During this Holy Week of a mother’s tears and pilgrimages, I spent a day at a shelter for migrants on the border.
As I walked along the dusty path to the Mariposa (“Butterfly”) crossing in Nogales, I spotted spring flowers along my route. Yellow, purple, blue, pink, orange – fleeting beauty in the desert.
I always look for flowers when I’m walking, but I didn’t expect to find any on this barren half-mile, from a parking lot overlooking the border wall, to the border checkpoint, and across to Mexico. Unexpected and welcome beauty.
Later in the day, as I walked back to my car, with my daughter at my side, I wept tears for the migrant mothers.

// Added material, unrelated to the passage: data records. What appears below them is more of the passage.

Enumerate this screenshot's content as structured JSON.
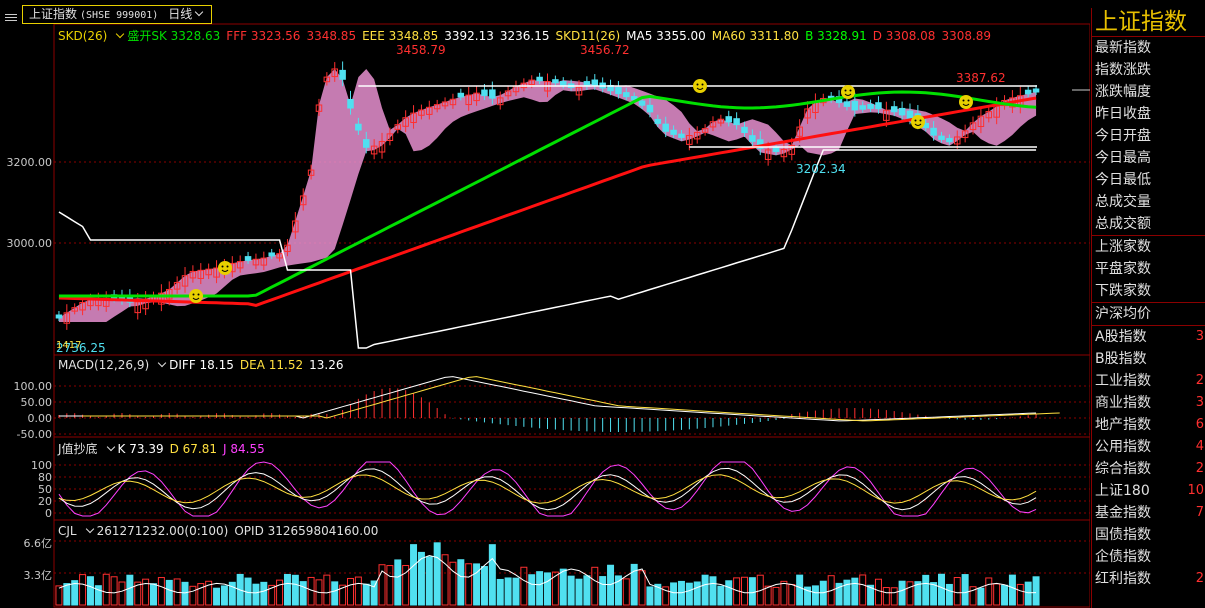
{
  "title_bar": {
    "name": "上证指数",
    "code": "(SHSE 999001)",
    "period": "日线"
  },
  "price_legend": [
    {
      "text": "SKD(26)",
      "color": "#e8d000",
      "dropdown": true
    },
    {
      "text": "盛开SK 3328.63",
      "color": "#00dd00"
    },
    {
      "text": "FFF 3323.56",
      "color": "#ff3030"
    },
    {
      "text": "3348.85",
      "color": "#ff3030"
    },
    {
      "text": "EEE 3348.85",
      "color": "#ffe040"
    },
    {
      "text": "3392.13",
      "color": "#ffffff"
    },
    {
      "text": "3236.15",
      "color": "#ffffff"
    },
    {
      "text": "SKD11(26)",
      "color": "#ffe040"
    },
    {
      "text": "MA5 3355.00",
      "color": "#ffffff"
    },
    {
      "text": "MA60 3311.80",
      "color": "#ffe040"
    },
    {
      "text": "B 3328.91",
      "color": "#00ff00"
    },
    {
      "text": "D 3308.08",
      "color": "#ff3030"
    },
    {
      "text": "3308.89",
      "color": "#ff3030"
    }
  ],
  "price_axis": [
    "3200.00",
    "3000.00"
  ],
  "price_annotations": {
    "high1": "3458.79",
    "high2": "3456.72",
    "high3": "3387.62",
    "low1": "3202.34",
    "bottom_low": "2736.25",
    "bottom_low_prefix": "1417"
  },
  "macd_legend": [
    {
      "text": "MACD(12,26,9)",
      "color": "#e0e0e0",
      "dropdown": true
    },
    {
      "text": "DIFF 18.15",
      "color": "#ffffff"
    },
    {
      "text": "DEA 11.52",
      "color": "#ffe040"
    },
    {
      "text": "13.26",
      "color": "#ffffff"
    }
  ],
  "macd_axis": [
    "100.00",
    "50.00",
    "0.00",
    "-50.00"
  ],
  "kdj_legend": [
    {
      "text": "J值抄底",
      "color": "#e0e0e0",
      "dropdown": true
    },
    {
      "text": "K 73.39",
      "color": "#ffffff"
    },
    {
      "text": "D 67.81",
      "color": "#ffe040"
    },
    {
      "text": "J 84.55",
      "color": "#ff40ff"
    }
  ],
  "kdj_axis": [
    "100",
    "80",
    "50",
    "20",
    "0"
  ],
  "vol_legend": [
    {
      "text": "CJL",
      "color": "#e0e0e0",
      "dropdown": true
    },
    {
      "text": "261271232.00(0:100)",
      "color": "#e0e0e0"
    },
    {
      "text": "OPID 312659804160.00",
      "color": "#e0e0e0"
    }
  ],
  "vol_axis": [
    "6.6亿",
    "3.3亿"
  ],
  "sidebar": {
    "title": "上证指数",
    "items": [
      {
        "label": "最新指数",
        "value": ""
      },
      {
        "label": "指数涨跌",
        "value": ""
      },
      {
        "label": "涨跌幅度",
        "value": ""
      },
      {
        "label": "昨日收盘",
        "value": ""
      },
      {
        "label": "今日开盘",
        "value": ""
      },
      {
        "label": "今日最高",
        "value": ""
      },
      {
        "label": "今日最低",
        "value": ""
      },
      {
        "label": "总成交量",
        "value": ""
      },
      {
        "label": "总成交额",
        "value": "",
        "sep_after": true
      },
      {
        "label": "上涨家数",
        "value": ""
      },
      {
        "label": "平盘家数",
        "value": ""
      },
      {
        "label": "下跌家数",
        "value": "",
        "sep_after": true
      },
      {
        "label": "沪深均价",
        "value": "",
        "sep_after": true
      },
      {
        "label": "A股指数",
        "value": "3"
      },
      {
        "label": "B股指数",
        "value": ""
      },
      {
        "label": "工业指数",
        "value": "2"
      },
      {
        "label": "商业指数",
        "value": "3"
      },
      {
        "label": "地产指数",
        "value": "6"
      },
      {
        "label": "公用指数",
        "value": "4"
      },
      {
        "label": "综合指数",
        "value": "2"
      },
      {
        "label": "上证180",
        "value": "10"
      },
      {
        "label": "基金指数",
        "value": "7"
      },
      {
        "label": "国债指数",
        "value": ""
      },
      {
        "label": "企债指数",
        "value": ""
      },
      {
        "label": "红利指数",
        "value": "2"
      }
    ]
  },
  "colors": {
    "up": "#ff3030",
    "down": "#50e0f0",
    "grid": "#8b0000",
    "ma_red": "#ff1010",
    "ma_green": "#00e000",
    "band_fill": "#e890d0"
  }
}
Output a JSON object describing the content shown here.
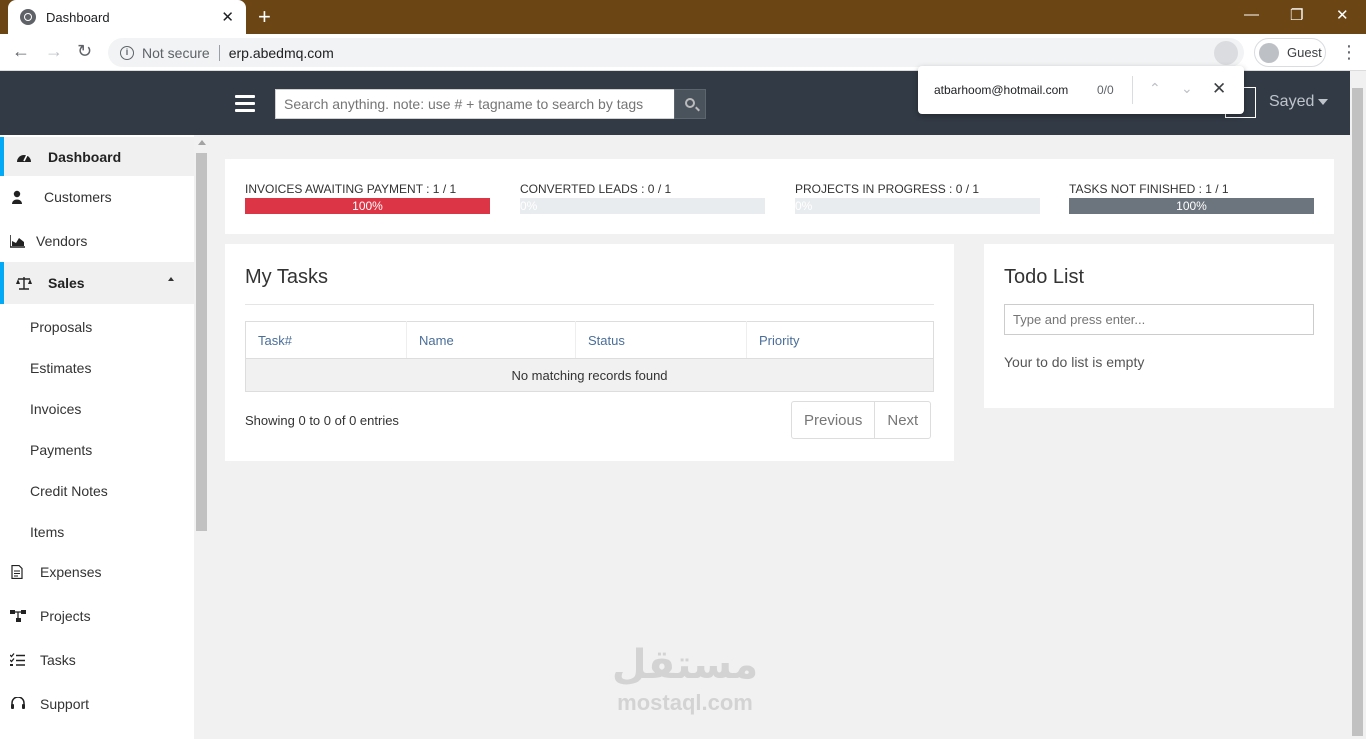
{
  "browser": {
    "tab_title": "Dashboard",
    "new_tab": "+",
    "close_tab": "✕",
    "not_secure": "Not secure",
    "url": "erp.abedmq.com",
    "profile": "Guest",
    "window": {
      "minimize": "—",
      "restore": "❐",
      "close": "✕"
    }
  },
  "find": {
    "query": "atbarhoom@hotmail.com",
    "count": "0/0"
  },
  "header": {
    "search_placeholder": "Search anything. note: use # + tagname to search by tags",
    "user": "Sayed"
  },
  "sidebar": {
    "items": [
      {
        "label": "Dashboard"
      },
      {
        "label": "Customers"
      },
      {
        "label": "Vendors"
      },
      {
        "label": "Sales"
      },
      {
        "label": "Expenses"
      },
      {
        "label": "Projects"
      },
      {
        "label": "Tasks"
      },
      {
        "label": "Support"
      }
    ],
    "sales_sub": [
      "Proposals",
      "Estimates",
      "Invoices",
      "Payments",
      "Credit Notes",
      "Items"
    ]
  },
  "stats": [
    {
      "label": "INVOICES AWAITING PAYMENT : 1 / 1",
      "percent": 100,
      "percent_text": "100%",
      "color": "#dc3545"
    },
    {
      "label": "CONVERTED LEADS : 0 / 1",
      "percent": 0,
      "percent_text": "0%",
      "color": "#e9ecef"
    },
    {
      "label": "PROJECTS IN PROGRESS : 0 / 1",
      "percent": 0,
      "percent_text": "0%",
      "color": "#e9ecef"
    },
    {
      "label": "TASKS NOT FINISHED : 1 / 1",
      "percent": 100,
      "percent_text": "100%",
      "color": "#6c757d"
    }
  ],
  "my_tasks": {
    "title": "My Tasks",
    "columns": [
      "Task#",
      "Name",
      "Status",
      "Priority"
    ],
    "empty": "No matching records found",
    "showing": "Showing 0 to 0 of 0 entries",
    "prev": "Previous",
    "next": "Next"
  },
  "todo": {
    "title": "Todo List",
    "placeholder": "Type and press enter...",
    "empty": "Your to do list is empty"
  },
  "watermark": {
    "arabic": "مستقل",
    "latin": "mostaql.com"
  }
}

In between my border walks, I met Paula. As she shared her story, her eyes filled with tears for her four children. Children left behind when she was arrested, detained, and deported. And my eyes filled with tears as well, because even though there are so many differences in our stories, we shared our mothers’ hearts.

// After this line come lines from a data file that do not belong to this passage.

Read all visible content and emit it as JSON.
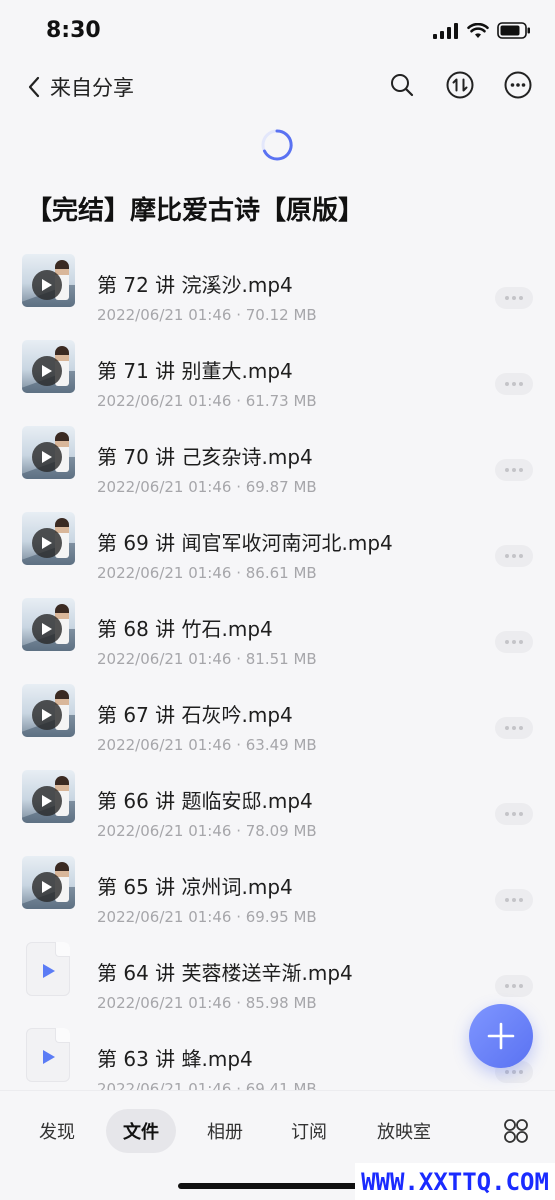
{
  "status_bar": {
    "time": "8:30"
  },
  "nav": {
    "back_label": "来自分享"
  },
  "folder": {
    "title": "【完结】摩比爱古诗【原版】"
  },
  "files": [
    {
      "name": "第 72 讲 浣溪沙.mp4",
      "meta": "2022/06/21 01:46 · 70.12 MB",
      "icon": "video-thumbnail"
    },
    {
      "name": "第 71 讲 别董大.mp4",
      "meta": "2022/06/21 01:46 · 61.73 MB",
      "icon": "video-thumbnail"
    },
    {
      "name": "第 70 讲 己亥杂诗.mp4",
      "meta": "2022/06/21 01:46 · 69.87 MB",
      "icon": "video-thumbnail"
    },
    {
      "name": "第 69 讲 闻官军收河南河北.mp4",
      "meta": "2022/06/21 01:46 · 86.61 MB",
      "icon": "video-thumbnail"
    },
    {
      "name": "第 68 讲 竹石.mp4",
      "meta": "2022/06/21 01:46 · 81.51 MB",
      "icon": "video-thumbnail"
    },
    {
      "name": "第 67 讲 石灰吟.mp4",
      "meta": "2022/06/21 01:46 · 63.49 MB",
      "icon": "video-thumbnail"
    },
    {
      "name": "第 66 讲 题临安邸.mp4",
      "meta": "2022/06/21 01:46 · 78.09 MB",
      "icon": "video-thumbnail"
    },
    {
      "name": "第 65 讲 凉州词.mp4",
      "meta": "2022/06/21 01:46 · 69.95 MB",
      "icon": "video-thumbnail"
    },
    {
      "name": "第 64 讲 芙蓉楼送辛渐.mp4",
      "meta": "2022/06/21 01:46 · 85.98 MB",
      "icon": "video-file-icon"
    },
    {
      "name": "第 63 讲 蜂.mp4",
      "meta": "2022/06/21 01:46 · 69.41 MB",
      "icon": "video-file-icon"
    }
  ],
  "tabs": [
    {
      "label": "发现",
      "active": false
    },
    {
      "label": "文件",
      "active": true
    },
    {
      "label": "相册",
      "active": false
    },
    {
      "label": "订阅",
      "active": false
    },
    {
      "label": "放映室",
      "active": false
    }
  ],
  "watermark": "WWW.XXTTQ.COM",
  "colors": {
    "accent": "#5a72f2",
    "watermark": "#1a2bff"
  }
}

My Spanish is quite limited, so usually I cannot grasp much of the migrants’ stories without an interpreter, but Paula spoke English well. She lived in the U.S. for 24 years, brought over from Mexico as a teen with her parents. She worked in Las Vegas, perhaps serving food or cleaning rooms for visitors, for people on vacation. Her four children are U.S. citizens. Her crime was a broken tail light.
Now Paula weeps in the desert, wondering when and if she will see her children again.
A mother’s tears.
Bitterly watering the blooms in the desert.
Note: I visited the Kino Border Initiative in Nogales, Sonora, Mexico where my daughter is on staff. Paula is a pseudonym. I did not take pictures near the border because of security restrictions. The last two pictures are of flowers I saw in Tucson, the others are common desert flowers from stock photography.